Israel reportedly waits for Hamas reply to new Gaza cease-fire plan
A Palestinian walks past the rubble of buildings destroyed in Israeli bombardments, in Rafah, in the southern Gaza Strip, Palestine, April 30, 2024. (AFP Photo)


Israel is reportedly waiting for Hamas to respond to proposals for a cease-fire in Gaza and a return of Israeli hostages before sending a team to Cairo to continue talks, a person close to Prime Minister Benjamin Netanyahu said Tuesday.

With U.S. Secretary of State Antony Blinken due to arrive in Tel Aviv on Tuesday evening following a visit to Riyadh to help broker a normalization deal between Saudi Arabia and Israel, pressure has been building for an agreement to stop the war as it nears the end of its seventh month.

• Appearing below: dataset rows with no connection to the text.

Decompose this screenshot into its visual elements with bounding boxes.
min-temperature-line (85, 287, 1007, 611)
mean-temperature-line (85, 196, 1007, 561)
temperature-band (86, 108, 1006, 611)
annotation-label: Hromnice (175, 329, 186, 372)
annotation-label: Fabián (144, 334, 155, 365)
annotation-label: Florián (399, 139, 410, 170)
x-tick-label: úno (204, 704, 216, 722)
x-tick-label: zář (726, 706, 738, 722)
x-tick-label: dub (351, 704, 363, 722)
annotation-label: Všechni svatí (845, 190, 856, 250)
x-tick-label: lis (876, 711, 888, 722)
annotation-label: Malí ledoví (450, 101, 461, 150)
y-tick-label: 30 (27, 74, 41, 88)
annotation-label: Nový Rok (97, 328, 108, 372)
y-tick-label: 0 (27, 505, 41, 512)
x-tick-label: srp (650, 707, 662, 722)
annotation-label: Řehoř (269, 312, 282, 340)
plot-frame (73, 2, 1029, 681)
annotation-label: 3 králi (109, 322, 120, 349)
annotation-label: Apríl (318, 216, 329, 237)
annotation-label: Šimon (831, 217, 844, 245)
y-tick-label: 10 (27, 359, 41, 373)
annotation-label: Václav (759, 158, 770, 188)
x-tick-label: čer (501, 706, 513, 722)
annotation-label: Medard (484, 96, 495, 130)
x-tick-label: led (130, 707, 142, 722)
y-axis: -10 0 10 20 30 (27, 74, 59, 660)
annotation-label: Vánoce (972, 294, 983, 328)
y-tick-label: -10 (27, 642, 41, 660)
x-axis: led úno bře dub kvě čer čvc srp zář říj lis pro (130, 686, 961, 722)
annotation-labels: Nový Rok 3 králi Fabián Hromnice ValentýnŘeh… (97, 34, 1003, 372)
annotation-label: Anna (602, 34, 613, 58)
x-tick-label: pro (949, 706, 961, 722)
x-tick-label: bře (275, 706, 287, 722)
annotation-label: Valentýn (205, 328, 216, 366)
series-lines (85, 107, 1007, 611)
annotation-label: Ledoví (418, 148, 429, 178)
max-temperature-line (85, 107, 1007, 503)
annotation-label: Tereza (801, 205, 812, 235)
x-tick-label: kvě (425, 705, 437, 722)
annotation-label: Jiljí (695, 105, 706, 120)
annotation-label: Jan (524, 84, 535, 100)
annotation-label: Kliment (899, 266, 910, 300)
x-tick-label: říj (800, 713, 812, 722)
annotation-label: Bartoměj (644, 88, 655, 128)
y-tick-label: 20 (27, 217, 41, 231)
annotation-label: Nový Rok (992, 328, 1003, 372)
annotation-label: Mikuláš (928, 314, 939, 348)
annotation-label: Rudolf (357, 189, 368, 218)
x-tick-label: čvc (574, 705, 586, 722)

Expectations that an agreement could be in sight have grown in recent days following a renewed push led by Egypt to revive stalled negotiations between Israel and Hamas.

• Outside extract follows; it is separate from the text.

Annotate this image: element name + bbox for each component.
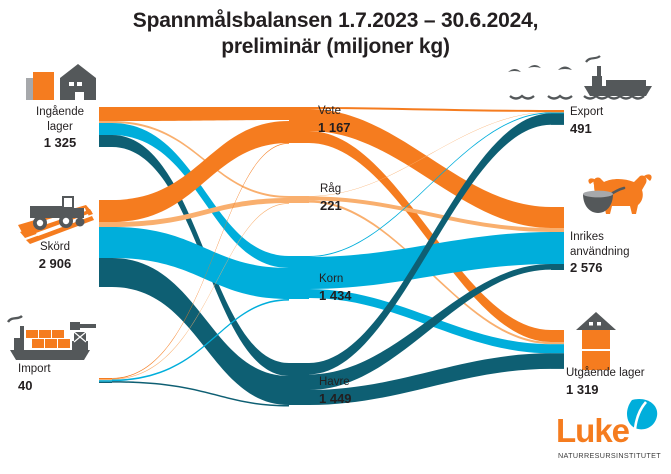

But so far, there has been little sign of agreement on the most fundamental difference between the two sides, the Hamas demand that any deal must ensure a withdrawal of troops and a permanent end to the Israeli operation in Gaza.

"We can't tell our people the occupation will stay or the fight will resume after Israel regains its prisoners," said a Palestinian official from a group allied with Hamas. "Our people want this aggression to end."

For Netanyahu, any move is likely to be affected by divisions in his own Cabinet between ministers pressing to bring home at least some of the 133 Israeli hostages left in Gaza, and hardliners insisting on the long-promised assault on the southern city of Rafah.

An incursion into Rafah will happen "with a deal or without a deal," Netanyahu said on Tuesday, adding that ending the war before reaching its objectives was "out of the question."